Soy aficionada a la botánica, y antaño pasaba muchas horas en mi terracita mirando a la calle Poeta Lampújar, en Cerdanyola, cuidando de mi jardín. Pero últimamente noto que me hago mayor y me fallan las energías, y me sabe doblemente mal por mis plantas, que siguen tan necesitadas de ayuda como el primer día. Ellas no son como un hijo al que, a los 25 años de tenerlo echando raíces en casa, empieza a no saberte mal dejarle las maletas en la calle y cambiar la cerradura. Las plantas, en virtud de su distinto ciclo vital, se mantienen siempre jóvenes e inválidas, necesitadas de mi ayuda para combatir los rigores del invierno, la crudeza del verano y los ataques rastreros del jodío pulgón. Y tampoco voy a echarlas de casa, porque al menos ellas nunca me han decepcionado pidiéndome pasta para un curso de teatro de improvisación, pero ¿cómo puedo enseñarlas a defenderse sin mi atención constante, Evelyn? ¿Qué será de ellas cuando yo falte?
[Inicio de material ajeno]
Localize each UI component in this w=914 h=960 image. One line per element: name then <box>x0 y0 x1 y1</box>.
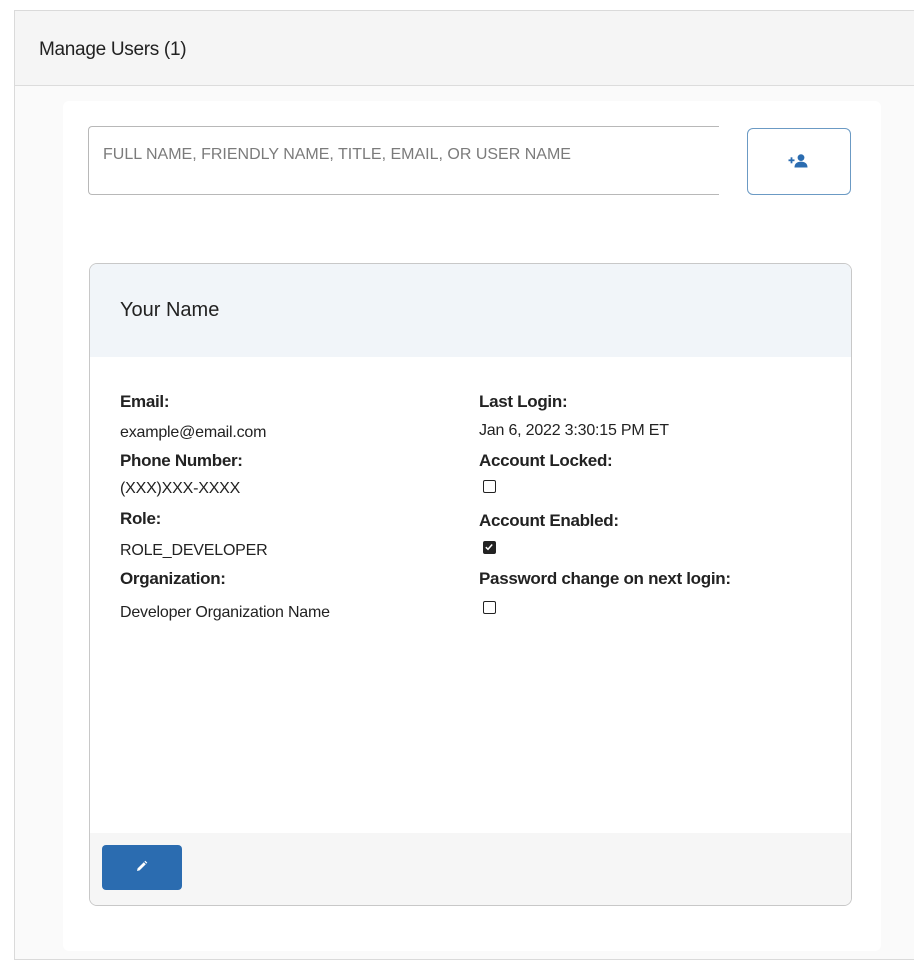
last-login-label: Last Login: <box>479 392 568 411</box>
password-change-label: Password change on next login: <box>479 569 731 588</box>
user-name: Your Name <box>120 299 220 321</box>
account-locked-checkbox[interactable] <box>483 480 496 493</box>
panel-header: Manage Users (1) <box>15 11 914 86</box>
user-search-input[interactable] <box>89 127 719 194</box>
user-search-field[interactable] <box>88 126 719 195</box>
pencil-icon <box>137 860 148 871</box>
organization-value: Developer Organization Name <box>120 604 330 621</box>
checkmark-icon <box>485 544 493 551</box>
user-card-header: Your Name <box>90 264 851 357</box>
phone-value: (XXX)XXX-XXXX <box>120 480 241 497</box>
last-login-value: Jan 6, 2022 3:30:15 PM ET <box>479 422 669 439</box>
panel-title: Manage Users (1) <box>39 39 187 60</box>
edit-user-button[interactable] <box>102 845 182 890</box>
add-user-button[interactable] <box>747 128 851 195</box>
account-enabled-label: Account Enabled: <box>479 511 619 530</box>
user-card-footer <box>90 833 851 905</box>
email-value: example@email.com <box>120 424 267 441</box>
role-label: Role: <box>120 509 162 528</box>
account-enabled-checkbox[interactable] <box>483 541 496 554</box>
account-locked-label: Account Locked: <box>479 451 613 470</box>
add-user-icon <box>788 154 808 168</box>
user-card: Your Name Email: example@email.com Phone… <box>89 263 852 906</box>
role-value: ROLE_DEVELOPER <box>120 542 268 559</box>
organization-label: Organization: <box>120 569 226 588</box>
password-change-checkbox[interactable] <box>483 601 496 614</box>
email-label: Email: <box>120 392 170 411</box>
phone-label: Phone Number: <box>120 451 243 470</box>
Atentamente, Tauro Cotiledónea

Querida Tauro Cotiledónea:

Comprendo perfectamente tu tristeza, pero creo que la solución a tu problema no es tanto un aerosol contra el pulgón o un fertilizante milagroso como una pequeña dosis de psicología. Tienes que comprender, Tauro, que tus plantas, igual que tu hijo, han de destetarse tarde o temprano y vivir su vida. No es su ciclo vital lo que las mantiene jóvenes e inválidas; eres tú. Relájate, siéntate en tu terraza, y limítate a verles crecer. Sí, los geranios se marchitarán y desecarán como el malo de Indiana Jones y la Última Cruzada a los dos minutos de olvidar regarlas, pero no cedas a su chantaje emocional. Verás que donde las más débiles sucumben, las fuertes prosperan. Y esas pocas triunfadoras, bastándose con la lluvia ocasional y liquidando al pulgón con sus tallos venenosos, llegarán a la pubertad y a la madurez, se harán polinizar ante tus mismos ojos y se expandirán a otras macetas, treparán por el antepecho y conquistarán los balcones vecinos y tu salón comedor. Y cuando tú faltes, ellas serán el Jumanji cuyos tallos se enroscarán a tu cuerpo sin vida, asombrando a los bomberos y las cámaras de Cuatro que vengan a encontrar tu cadáver. Ten fe en tus criaturas, Tauro, y déjalas crecer; te harán sentir orgullosa.